Search Insert Position - LeetCode 35 Solution in python

Search Insert Position easy

Problem Statement

Given a sorted array of distinct integers nums and a target integer target, return the index if the target is found. If not, return the index where it would be if it were inserted in order.

You must write an algorithm with O(log n) runtime complexity.

Example 1

Input: nums = [1,3,5,6], target = 5 Output: 2

Example 2

Input: nums = [1,3,5,6], target = 2 Output: 1

Steps

The problem requires finding the index of the target element or the index where it should be inserted to maintain sorted order. A binary search algorithm is the most efficient approach to achieve O(log n) runtime.

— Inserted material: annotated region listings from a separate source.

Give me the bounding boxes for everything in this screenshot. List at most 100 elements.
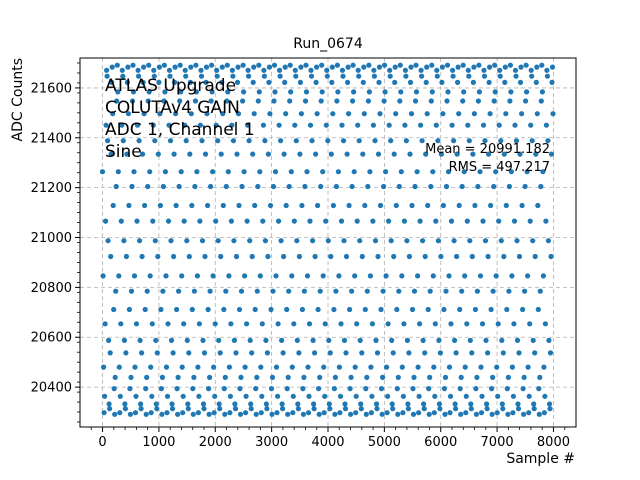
data-point: [329, 64, 335, 70]
data-point: [278, 238, 284, 244]
data-point: [137, 337, 143, 343]
data-point: [529, 138, 535, 144]
data-point: [230, 73, 236, 79]
data-point: [302, 183, 308, 190]
data-point: [171, 253, 177, 260]
y-tick-label: 20400: [31, 381, 72, 396]
data-point: [165, 218, 172, 224]
data-point: [468, 401, 474, 407]
data-point: [489, 386, 495, 392]
data-point: [187, 79, 193, 85]
data-point: [411, 288, 418, 294]
data-point: [182, 67, 188, 73]
data-point: [481, 67, 487, 73]
data-point: [494, 410, 500, 416]
data-point: [263, 337, 269, 343]
data-point: [442, 411, 448, 417]
data-point: [434, 67, 440, 73]
data-point: [102, 393, 108, 399]
data-point: [533, 151, 539, 157]
data-point: [318, 183, 324, 190]
data-point: [374, 350, 381, 356]
data-point: [161, 62, 167, 68]
data-point: [291, 218, 297, 224]
data-point: [208, 183, 214, 190]
data-point: [527, 321, 533, 327]
data-point: [470, 151, 476, 157]
data-point: [440, 202, 446, 209]
data-point: [385, 393, 391, 399]
data-point: [360, 151, 366, 157]
data-point: [343, 350, 349, 356]
data-point: [435, 138, 441, 144]
data-point: [545, 238, 552, 244]
data-point: [331, 386, 337, 392]
data-point: [221, 306, 227, 313]
data-point: [431, 410, 437, 416]
data-point: [236, 202, 242, 209]
data-point: [299, 306, 305, 313]
data-point: [216, 337, 222, 343]
data-point: [492, 62, 498, 68]
data-point: [382, 62, 388, 68]
data-point: [241, 169, 247, 175]
data-point: [425, 202, 431, 209]
data-point: [232, 401, 238, 407]
data-point: [433, 122, 439, 128]
data-point: [529, 73, 535, 79]
data-point: [228, 321, 234, 327]
data-point: [504, 306, 510, 313]
data-point: [508, 169, 514, 175]
data-point: [513, 138, 520, 144]
data-point: [505, 374, 511, 380]
data-point: [457, 306, 463, 313]
data-point: [393, 202, 399, 209]
data-point: [342, 401, 348, 407]
data-point: [101, 364, 107, 370]
data-point: [402, 122, 408, 128]
data-point: [262, 138, 268, 144]
data-point: [270, 288, 276, 294]
data-point: [340, 73, 346, 79]
data-point: [308, 73, 315, 79]
data-point: [298, 64, 304, 70]
data-point: [327, 406, 333, 412]
data-point: [530, 337, 536, 343]
data-point: [182, 122, 188, 128]
data-point: [496, 218, 502, 224]
data-point: [111, 306, 117, 313]
data-point: [498, 138, 504, 144]
data-point: [397, 98, 403, 104]
data-point: [208, 98, 214, 104]
data-point: [483, 337, 489, 343]
data-point: [105, 138, 111, 144]
data-point: [242, 273, 248, 279]
data-point: [445, 89, 451, 95]
data-point: [427, 288, 433, 294]
data-point: [240, 62, 246, 68]
data-point: [193, 62, 199, 68]
data-point: [174, 306, 180, 313]
data-point: [405, 406, 411, 412]
data-point: [326, 337, 332, 343]
data-point: [197, 218, 203, 224]
data-point: [292, 67, 298, 73]
data-point: [506, 288, 512, 294]
data-point: [538, 98, 544, 104]
data-point: [198, 67, 204, 73]
data-point: [502, 79, 508, 85]
data-point: [342, 406, 349, 412]
data-point: [358, 406, 364, 412]
data-point: [469, 350, 475, 356]
data-point: [138, 406, 144, 412]
data-point: [229, 122, 235, 128]
data-point: [428, 183, 434, 190]
data-point: [473, 411, 479, 417]
data-point: [210, 273, 216, 279]
data-point: [271, 62, 278, 68]
data-point: [446, 273, 452, 279]
mean-annotation: Mean = 20991.182: [425, 142, 550, 157]
data-point: [509, 364, 515, 370]
data-point: [280, 350, 286, 356]
data-point: [478, 364, 484, 370]
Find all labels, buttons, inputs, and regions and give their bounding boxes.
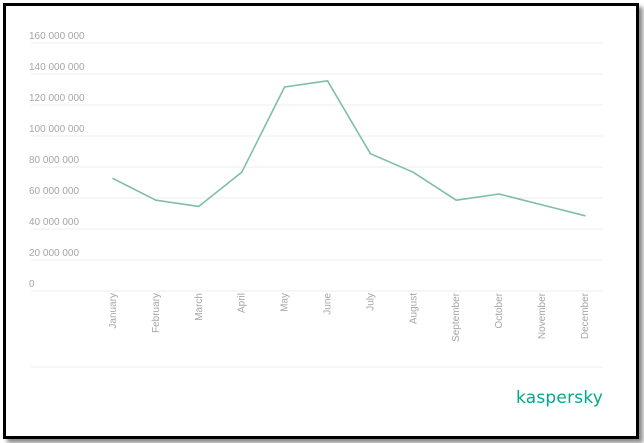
- data-point: [155, 199, 157, 201]
- kaspersky-logo: kaspersky: [516, 388, 604, 408]
- y-tick-label: 20 000 000: [29, 248, 79, 259]
- data-point: [240, 171, 243, 174]
- x-tick-label: December: [580, 292, 591, 339]
- x-tick-label: September: [451, 292, 462, 342]
- x-tick-label: October: [494, 292, 505, 328]
- y-tick-label: 160 000 000: [29, 31, 85, 42]
- x-tick-label: November: [537, 292, 548, 339]
- x-tick-label: May: [280, 293, 291, 312]
- data-point: [326, 80, 329, 82]
- data-point: [541, 204, 543, 206]
- chart-frame: 0 20 000 000 40 000 000 60 000 000 80 000 00…: [3, 3, 639, 439]
- x-tick-label: February: [151, 293, 162, 333]
- data-point: [455, 199, 458, 201]
- series-layer: [112, 80, 586, 217]
- y-axis-ticks: 0 20 000 000 40 000 000 60 000 000 80 000 00…: [29, 31, 85, 290]
- y-tick-label: 100 000 000: [29, 124, 85, 135]
- data-point: [412, 171, 415, 174]
- data-point: [498, 193, 500, 195]
- y-tick-label: 80 000 000: [29, 155, 79, 166]
- x-tick-label: March: [194, 293, 205, 321]
- data-point: [283, 86, 286, 88]
- data-point: [198, 205, 200, 208]
- data-point: [369, 152, 372, 155]
- y-tick-label: 60 000 000: [29, 186, 79, 197]
- y-tick-label: 40 000 000: [29, 217, 79, 228]
- series-line: [112, 80, 586, 217]
- y-tick-label: 140 000 000: [29, 62, 85, 73]
- gridlines: [31, 42, 603, 292]
- x-tick-label: April: [237, 293, 248, 313]
- x-axis-ticks: January February March April May June July Augu…: [108, 292, 591, 342]
- x-tick-label: August: [408, 293, 419, 324]
- x-tick-label: January: [108, 293, 119, 329]
- data-point: [112, 177, 114, 180]
- data-point: [584, 214, 586, 217]
- x-tick-label: July: [365, 293, 376, 311]
- line-chart: 0 20 000 000 40 000 000 60 000 000 80 000 00…: [29, 31, 603, 368]
- y-tick-label: 0: [29, 279, 35, 290]
- y-tick-label: 120 000 000: [29, 93, 85, 104]
- x-tick-label: June: [323, 293, 334, 315]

Initialize: Set left to 0 and right to nums.Length - 1.
Binary Search: While left is less than or equal to right:
- Calculate the middle index mid as (left + right) / 2.
- If nums[mid] equals the target, return mid.
- If nums[mid] is less than the target, update left to mid + 1 (search in the right half).
- Otherwise (nums[mid] is greater than the target), update right to mid - 1 (search in the left half).
Insertion Point: If the loop completes without finding the target, left will point to the index where the target should be inserted to maintain the sorted order. Return left.

Explanation

The binary search repeatedly divides the search interval in half. If the target is found, its index is returned immediately. If the target is not found, the algorithm converges to the point where the target would be inserted to maintain the sorted order. This is because the left pointer is always updated to point to the smallest index greater than or equal to the target, and this remains true even after the loop terminates.

Code

public class Solution {
    public int SearchInsert(int[] nums, int target) {
        int left = 0;
        int right = nums.Length - 1;

        while (left <= right) {
            int mid = left + (right - left) / 2; // Avoid potential overflow

            if (nums[mid] == target) {
                return mid;
            } else if (nums[mid] < target) {
                left = mid + 1;
            } else {
                right = mid - 1;
            }
        }

        return left; // Insertion point if target not found
    }
}

Complexity

Time Complexity: O(log n) due to the binary search algorithm.
Space Complexity: O(1). The algorithm uses a constant amount of extra space regardless of the input size.